If you click on the chart above for a larger version, you'll see links above the chart that will take you to the YoY equivalents for the other indicators, including the Manufacturing and Trade Sales variant the ECRI has previously preferred for its sales data.

The data series I personally find the most concerning as a recession harbinger is Real Personal Income Less Transfer Payments. But as I've pointed out elsewhere, the latest YoY data for this series is skewed by the 2012 year-end tax strategy. The February data, available two weeks from today, will be extremely important.

Ultimately my opinion remains unchanged from last week: The recent ECRI media blitz is best understood as an effort to salvage credibility in hopes that major revisions to the key economic indicators -- notably the July annual revisions to GDP -- will validate their position.

ECRI's Recession Call Was a Bet Against the Fed

Let's briefly review the history of the ECRI recession call. ECRI adamantly denied that the sharp decline of their indicators in 2010 marked the beginning of a recession. But in 2011, when their proprietary indicators were at levels higher than 2010, they made their controversial recession call with stunning confidence bordering on arrogance:

Early last week [September 21, 2011], ECRI notified clients that the U.S. economy is indeed tipping into a new recession. And there's nothing that policy makers can do to head it off....

Here's what ECRI's recession call really says: if you think this is a bad economy, you haven't seen anything yet. And that has profound implications for both Main Street and Wall Street. (source)

Ironically enough, on the same day ECRI forecast a recession, Chairman Bernanke announced a new policy, Operation Twist, which was followed by QE3 in September 2012 and unlimited easing (aka QE4) in December 2012.

Essentially ECRI claim that "there's nothing that policy makers can do to head it [a recession] off" was a bet against the Fed.
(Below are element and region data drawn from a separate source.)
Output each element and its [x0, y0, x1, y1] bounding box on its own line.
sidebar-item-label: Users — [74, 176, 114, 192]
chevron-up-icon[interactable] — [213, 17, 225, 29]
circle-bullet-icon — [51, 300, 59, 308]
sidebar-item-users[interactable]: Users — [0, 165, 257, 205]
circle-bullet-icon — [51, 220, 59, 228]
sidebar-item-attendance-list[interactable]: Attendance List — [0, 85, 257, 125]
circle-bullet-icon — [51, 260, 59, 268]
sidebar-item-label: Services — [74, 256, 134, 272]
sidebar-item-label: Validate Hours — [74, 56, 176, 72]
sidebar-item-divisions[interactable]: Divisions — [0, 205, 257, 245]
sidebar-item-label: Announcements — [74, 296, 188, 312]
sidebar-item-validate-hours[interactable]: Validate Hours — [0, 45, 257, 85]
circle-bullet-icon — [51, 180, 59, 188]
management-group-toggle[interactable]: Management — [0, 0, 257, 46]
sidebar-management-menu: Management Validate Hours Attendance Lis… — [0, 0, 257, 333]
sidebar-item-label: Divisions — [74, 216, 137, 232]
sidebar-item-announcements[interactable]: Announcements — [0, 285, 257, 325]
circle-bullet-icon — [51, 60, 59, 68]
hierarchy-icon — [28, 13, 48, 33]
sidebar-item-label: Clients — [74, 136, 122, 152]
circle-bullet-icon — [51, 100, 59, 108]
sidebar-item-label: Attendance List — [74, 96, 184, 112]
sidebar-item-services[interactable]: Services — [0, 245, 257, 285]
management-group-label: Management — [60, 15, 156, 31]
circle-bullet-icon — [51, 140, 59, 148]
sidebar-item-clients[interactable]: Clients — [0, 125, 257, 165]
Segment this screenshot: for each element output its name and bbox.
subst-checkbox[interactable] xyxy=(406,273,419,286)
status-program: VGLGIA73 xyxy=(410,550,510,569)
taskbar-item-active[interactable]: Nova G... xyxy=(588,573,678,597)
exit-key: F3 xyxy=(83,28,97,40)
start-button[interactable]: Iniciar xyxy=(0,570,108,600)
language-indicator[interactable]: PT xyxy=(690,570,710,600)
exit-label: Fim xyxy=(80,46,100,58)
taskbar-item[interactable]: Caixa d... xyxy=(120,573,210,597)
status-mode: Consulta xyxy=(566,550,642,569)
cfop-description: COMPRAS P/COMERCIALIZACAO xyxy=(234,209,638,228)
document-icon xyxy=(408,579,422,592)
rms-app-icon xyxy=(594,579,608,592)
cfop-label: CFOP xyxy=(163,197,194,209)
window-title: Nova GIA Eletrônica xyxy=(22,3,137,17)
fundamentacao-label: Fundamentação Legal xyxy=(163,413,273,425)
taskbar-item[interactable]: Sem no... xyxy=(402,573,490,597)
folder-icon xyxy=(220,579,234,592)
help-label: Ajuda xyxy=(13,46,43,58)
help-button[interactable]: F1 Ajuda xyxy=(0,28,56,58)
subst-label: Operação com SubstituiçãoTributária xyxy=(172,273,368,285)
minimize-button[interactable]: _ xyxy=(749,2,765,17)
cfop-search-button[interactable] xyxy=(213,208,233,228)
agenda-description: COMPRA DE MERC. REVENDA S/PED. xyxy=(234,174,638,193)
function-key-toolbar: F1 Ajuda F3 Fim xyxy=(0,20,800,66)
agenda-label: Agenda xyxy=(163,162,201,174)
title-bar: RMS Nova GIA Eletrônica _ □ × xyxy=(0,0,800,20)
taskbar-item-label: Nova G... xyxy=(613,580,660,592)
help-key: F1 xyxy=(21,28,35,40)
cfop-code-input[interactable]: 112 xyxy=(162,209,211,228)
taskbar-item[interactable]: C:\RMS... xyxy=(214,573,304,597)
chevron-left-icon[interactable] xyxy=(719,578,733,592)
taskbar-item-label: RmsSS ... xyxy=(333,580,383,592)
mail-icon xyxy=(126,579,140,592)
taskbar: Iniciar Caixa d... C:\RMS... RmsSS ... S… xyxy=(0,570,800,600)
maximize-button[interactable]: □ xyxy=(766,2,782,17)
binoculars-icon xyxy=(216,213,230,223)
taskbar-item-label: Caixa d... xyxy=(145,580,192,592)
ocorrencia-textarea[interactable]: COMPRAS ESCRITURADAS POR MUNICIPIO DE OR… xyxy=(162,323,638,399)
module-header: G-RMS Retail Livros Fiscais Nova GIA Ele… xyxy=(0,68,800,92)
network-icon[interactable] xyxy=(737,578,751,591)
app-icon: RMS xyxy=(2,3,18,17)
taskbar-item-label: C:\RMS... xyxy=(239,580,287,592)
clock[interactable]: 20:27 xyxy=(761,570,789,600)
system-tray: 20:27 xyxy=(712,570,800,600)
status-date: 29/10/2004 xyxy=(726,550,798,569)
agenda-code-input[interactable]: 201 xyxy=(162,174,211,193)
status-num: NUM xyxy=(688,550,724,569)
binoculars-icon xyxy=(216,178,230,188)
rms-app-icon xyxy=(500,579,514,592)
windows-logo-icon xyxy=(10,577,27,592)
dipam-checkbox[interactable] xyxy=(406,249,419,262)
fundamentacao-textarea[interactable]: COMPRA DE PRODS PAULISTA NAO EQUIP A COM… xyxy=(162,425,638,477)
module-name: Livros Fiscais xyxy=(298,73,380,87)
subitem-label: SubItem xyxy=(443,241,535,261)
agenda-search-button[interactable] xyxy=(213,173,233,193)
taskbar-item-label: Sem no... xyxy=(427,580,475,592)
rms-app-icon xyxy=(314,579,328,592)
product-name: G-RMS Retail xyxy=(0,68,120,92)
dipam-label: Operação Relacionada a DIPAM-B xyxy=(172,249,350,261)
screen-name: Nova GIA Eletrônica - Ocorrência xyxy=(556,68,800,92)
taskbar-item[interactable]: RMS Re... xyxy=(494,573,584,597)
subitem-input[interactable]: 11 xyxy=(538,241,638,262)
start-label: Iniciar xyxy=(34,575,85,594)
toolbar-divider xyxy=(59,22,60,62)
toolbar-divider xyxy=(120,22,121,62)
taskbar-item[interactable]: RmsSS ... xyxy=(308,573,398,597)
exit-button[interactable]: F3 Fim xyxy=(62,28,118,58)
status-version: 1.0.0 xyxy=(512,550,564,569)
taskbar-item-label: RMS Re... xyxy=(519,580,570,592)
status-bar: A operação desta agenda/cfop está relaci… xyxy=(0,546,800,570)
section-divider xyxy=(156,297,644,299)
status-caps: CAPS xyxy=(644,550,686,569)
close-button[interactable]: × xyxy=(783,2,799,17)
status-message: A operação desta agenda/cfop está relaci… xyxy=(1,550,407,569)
For a few months after ECRI's recession call, their proprietary indicators cooperated with their forecast, but that has not been the case since the second half of 2012 -- hence their switch to the traditional Big Four recession indicators. Now that those are less cooperative, ECRI is cherry picking other indicators and switching to year-over-year perspectives when the monthly trend isn't sloping downward.

My Personal View...

The Fiscal Cliff is behind us, but the 2% FICA increase is apparently weighing on consumer sentiment, as the latest Michigan data suggests. The underlying trend in core personal income, if you exclude the tax-planning blip, is showing slight deterioration. On the other hand, today's Industrial Production data looked good, and Real Retail Sales announced this week surprised to the upside. ECRI's preferred metric for sales, the lagging Real Manufacturing and Trade Sales data (updated two weeks ago, data through December), was strong in November and December. Here is a snapshot of ECRI's version of the Big Four Economic Indicators.

Despite my rejection of ECRI's call that a recession began in mid-2012, I do think the US economy remains vulnerable. The greatest endogenous threat is the ongoing impact of the expired 2% FICA tax holiday, disappointing Personal Income and the real impact of sequestration, which has scarcely begun. Previously acknowledged exogenous risks are reemerging in eurozone recessions and the political stalemate in Italy may be copycatted elsewhere in the eurozone periphery.

The Second Estimate for Q4 GDP at 0.1 percent bears watching. Of course, the third Estimate could adjust it higher. But earlier hope that an improved trade balance would boost the Second Estimate didn't pan out.

The Usual Caveat: The recent economic data are subject to revision, so we must view these numbers accordingly.